# Decay of a pion into two photons

References: Griffiths, David J. (2007), Introduction to Electrodynamics, 3rd Edition; Pearson Education – Chapter 12, Post 33.

Here’s another example of using the conservation of relativistic energy and momentum, this time in the case of a pion with momentum ${p=\frac{3}{4}mc}$ decaying into two photons. One way of doing this problem is to start in the rest frame of the pion.

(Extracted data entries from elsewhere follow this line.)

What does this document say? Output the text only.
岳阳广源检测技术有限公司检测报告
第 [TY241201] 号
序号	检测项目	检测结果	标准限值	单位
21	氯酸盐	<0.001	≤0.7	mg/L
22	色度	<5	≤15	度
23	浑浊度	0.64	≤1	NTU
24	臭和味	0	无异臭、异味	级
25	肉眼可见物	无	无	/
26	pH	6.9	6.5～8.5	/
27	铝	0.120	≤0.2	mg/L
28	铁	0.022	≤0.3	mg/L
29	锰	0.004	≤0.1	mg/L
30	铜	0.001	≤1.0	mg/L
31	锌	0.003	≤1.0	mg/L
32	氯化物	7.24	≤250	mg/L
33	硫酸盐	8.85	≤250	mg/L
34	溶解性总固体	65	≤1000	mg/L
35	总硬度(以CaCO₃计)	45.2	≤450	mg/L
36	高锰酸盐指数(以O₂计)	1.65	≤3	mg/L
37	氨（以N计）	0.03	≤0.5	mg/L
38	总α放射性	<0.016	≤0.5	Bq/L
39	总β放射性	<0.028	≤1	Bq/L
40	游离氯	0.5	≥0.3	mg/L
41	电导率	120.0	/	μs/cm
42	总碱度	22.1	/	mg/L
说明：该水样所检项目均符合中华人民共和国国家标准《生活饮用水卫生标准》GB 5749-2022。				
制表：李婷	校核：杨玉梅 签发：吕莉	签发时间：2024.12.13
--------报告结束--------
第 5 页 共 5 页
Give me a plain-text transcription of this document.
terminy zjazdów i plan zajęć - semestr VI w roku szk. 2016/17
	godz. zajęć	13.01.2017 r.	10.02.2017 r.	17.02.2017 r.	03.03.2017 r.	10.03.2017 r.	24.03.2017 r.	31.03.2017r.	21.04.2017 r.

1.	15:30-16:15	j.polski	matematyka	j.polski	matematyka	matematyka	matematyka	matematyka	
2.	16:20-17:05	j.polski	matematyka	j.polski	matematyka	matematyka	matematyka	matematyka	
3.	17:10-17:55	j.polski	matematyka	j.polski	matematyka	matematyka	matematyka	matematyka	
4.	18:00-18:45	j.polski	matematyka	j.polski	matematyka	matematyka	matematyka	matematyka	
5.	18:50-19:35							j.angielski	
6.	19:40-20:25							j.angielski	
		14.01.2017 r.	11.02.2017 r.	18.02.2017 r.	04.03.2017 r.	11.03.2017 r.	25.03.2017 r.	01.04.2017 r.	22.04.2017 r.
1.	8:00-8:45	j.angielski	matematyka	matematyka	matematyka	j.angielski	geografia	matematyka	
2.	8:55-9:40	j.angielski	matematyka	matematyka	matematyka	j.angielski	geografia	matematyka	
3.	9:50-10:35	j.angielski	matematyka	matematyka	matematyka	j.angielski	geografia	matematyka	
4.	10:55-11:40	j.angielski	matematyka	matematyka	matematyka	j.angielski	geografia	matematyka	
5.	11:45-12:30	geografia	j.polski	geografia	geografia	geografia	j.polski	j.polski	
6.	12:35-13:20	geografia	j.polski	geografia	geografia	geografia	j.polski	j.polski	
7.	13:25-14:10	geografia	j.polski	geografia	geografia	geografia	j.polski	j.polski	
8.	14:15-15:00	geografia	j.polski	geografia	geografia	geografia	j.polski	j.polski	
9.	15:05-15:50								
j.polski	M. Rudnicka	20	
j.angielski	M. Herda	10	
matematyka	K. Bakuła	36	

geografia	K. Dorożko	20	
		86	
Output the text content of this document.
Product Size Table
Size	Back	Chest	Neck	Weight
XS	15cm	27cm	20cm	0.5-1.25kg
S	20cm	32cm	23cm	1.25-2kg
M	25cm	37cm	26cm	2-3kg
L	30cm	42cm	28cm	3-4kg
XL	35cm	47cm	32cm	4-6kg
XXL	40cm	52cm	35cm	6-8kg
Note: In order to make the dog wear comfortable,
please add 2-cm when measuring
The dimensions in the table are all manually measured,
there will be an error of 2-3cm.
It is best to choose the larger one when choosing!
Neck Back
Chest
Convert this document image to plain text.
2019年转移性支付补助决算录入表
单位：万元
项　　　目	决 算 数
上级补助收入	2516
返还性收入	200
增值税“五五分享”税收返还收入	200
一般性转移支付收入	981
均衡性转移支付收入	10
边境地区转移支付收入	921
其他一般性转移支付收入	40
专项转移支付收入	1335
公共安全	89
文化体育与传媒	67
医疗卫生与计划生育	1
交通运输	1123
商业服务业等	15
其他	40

In this frame, the two photons have equal energies and equal and opposite momenta, so

$\displaystyle E_{\nu}=\frac{1}{2}mc^{2} \ \ \ \ \ (1)$

The momenta of the photons in the pion’s rest frame are found from

 $\displaystyle E_{\nu}$ $\displaystyle =$ $\displaystyle \left|p_{\nu}\right|c\ \ \ \ \ (2)$ $\displaystyle p_{\nu}$ $\displaystyle =$ $\displaystyle \pm\frac{1}{2}mc \ \ \ \ \ (3)$

To transfer to the lab frame, we need to find the velocity of the pion:

 $\displaystyle \frac{mu}{\sqrt{1-u^{2}/c^{2}}}\equiv\gamma_{\pi}mu$ $\displaystyle =$ $\displaystyle \frac{3}{4}mc\ \ \ \ \ (4)$ $\displaystyle u$ $\displaystyle =$ $\displaystyle \frac{3}{5}c\ \ \ \ \ (5)$ $\displaystyle \gamma_{\pi}$ $\displaystyle =$ $\displaystyle \frac{5}{4} \ \ \ \ \ (6)$

Then the energies of the two photons can be found from a Lorentz transformation:

 $\displaystyle E_{lab}$ $\displaystyle =$ $\displaystyle \gamma_{\pi}\left(E_{\nu}+\beta cp_{\nu}\right)\ \ \ \ \ (7)$ $\displaystyle$ $\displaystyle =$ $\displaystyle \frac{5}{4}\left(\frac{1}{2}mc^{2}\pm\frac{3}{5}\left(\frac{1}{2}mc^{2}\right)\right)\ \ \ \ \ (8)$ $\displaystyle$ $\displaystyle =$ $\displaystyle \frac{1}{4}mc^{2},\; mc^{2} \ \ \ \ \ (9)$

In the pion’s frame, the two photons have equal energies and therefore equal wavelengths (from Planck’s formula ${E=h\nu}$), while in the lab frame one photon’s energy is half that of its energy in the pion’s frame and the other is twice the energy, so one photon is red-shifted and the other is blue-shifted.